Не знаю, почему каждый нюанс, каждая деталь происходящего встала на свое место в моей голове именно в это мгновение. Возможно, так получилось потому, что я считал наше дело пропащим, а для меня это было равносильно своего рода смерти в миниатюре — вряд ли я сумею придумать лучшее объяснение. Я пялился на пеструю толпу возле автобусных терминалов, на интенсивный поток тачек, ехавших по проспекту, на нескольких прохожих перед фасадом современного и безликого здания, которое стояло на пересечении упомянутого проспекта с пустынным переулком — тем самым, где располагался табачный киоск, он же аптека, он же продуктовый и хозяйственный магазин.

В эту самую секунду Карен вновь наклонилась к дверце машины и выдохнула:

— Ах ты, подонок!

На какой-то момент мне показалось, будто мир провалился куда-то мне под ноги. Я почувствовал что-то вроде головокружения и мощной волны жара. «О, черт, — прогнусавил противный голосок в голове, — эта дура отправляет нас прямо на нары».

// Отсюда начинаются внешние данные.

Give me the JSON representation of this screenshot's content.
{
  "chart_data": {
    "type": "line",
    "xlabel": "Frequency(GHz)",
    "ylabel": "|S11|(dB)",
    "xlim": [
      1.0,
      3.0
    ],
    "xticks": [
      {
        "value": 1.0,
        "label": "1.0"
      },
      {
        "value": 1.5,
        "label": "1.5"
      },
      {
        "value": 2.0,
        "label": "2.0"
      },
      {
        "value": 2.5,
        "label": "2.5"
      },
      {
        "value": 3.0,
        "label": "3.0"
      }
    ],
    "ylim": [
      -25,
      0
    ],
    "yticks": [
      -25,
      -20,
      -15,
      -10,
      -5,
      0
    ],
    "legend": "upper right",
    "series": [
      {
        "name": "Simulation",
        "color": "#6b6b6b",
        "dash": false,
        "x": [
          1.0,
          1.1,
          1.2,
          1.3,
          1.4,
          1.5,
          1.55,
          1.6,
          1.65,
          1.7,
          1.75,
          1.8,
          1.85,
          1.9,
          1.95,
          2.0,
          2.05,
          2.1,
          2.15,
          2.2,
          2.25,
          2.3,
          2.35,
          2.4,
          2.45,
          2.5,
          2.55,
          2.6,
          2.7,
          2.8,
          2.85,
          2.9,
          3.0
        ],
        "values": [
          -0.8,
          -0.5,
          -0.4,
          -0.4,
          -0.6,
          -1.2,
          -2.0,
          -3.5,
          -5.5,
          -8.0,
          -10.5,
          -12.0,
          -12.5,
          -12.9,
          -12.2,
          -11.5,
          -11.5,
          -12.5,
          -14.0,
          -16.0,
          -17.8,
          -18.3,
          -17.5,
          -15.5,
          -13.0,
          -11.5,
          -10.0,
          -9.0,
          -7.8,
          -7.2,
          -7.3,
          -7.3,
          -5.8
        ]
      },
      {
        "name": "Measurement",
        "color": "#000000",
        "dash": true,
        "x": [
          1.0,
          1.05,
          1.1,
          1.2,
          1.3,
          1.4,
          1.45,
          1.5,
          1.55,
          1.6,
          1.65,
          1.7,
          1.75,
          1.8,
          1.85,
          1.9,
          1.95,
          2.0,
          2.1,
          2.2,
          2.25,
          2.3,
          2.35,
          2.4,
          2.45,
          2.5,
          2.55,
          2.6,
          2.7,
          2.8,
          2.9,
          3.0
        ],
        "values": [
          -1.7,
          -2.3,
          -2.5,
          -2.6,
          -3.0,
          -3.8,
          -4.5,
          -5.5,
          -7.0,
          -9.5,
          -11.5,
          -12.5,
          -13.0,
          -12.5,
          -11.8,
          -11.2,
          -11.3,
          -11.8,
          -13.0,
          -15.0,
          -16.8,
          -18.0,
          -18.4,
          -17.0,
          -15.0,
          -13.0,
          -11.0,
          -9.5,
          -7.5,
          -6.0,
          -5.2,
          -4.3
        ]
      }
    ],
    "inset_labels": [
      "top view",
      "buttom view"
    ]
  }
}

Марокканские тюрьмы пользуются той еще репутацией. У меня не было ни малейшего желания собирать в камерах Хенифры материал для обзора кулинарных изысков в стиле «Gault et Millau».[32] Но сразу вслед за этим произошла странная штука. Она немного походила на фотовспышку — световой импульс фиолетового оттенка, из-за которого у меня перед глазами несколько мгновений плавали цветные пятна. В ту же секунду я услышал, как Карен говорит сержанту Месауду какую-то чудную фразу.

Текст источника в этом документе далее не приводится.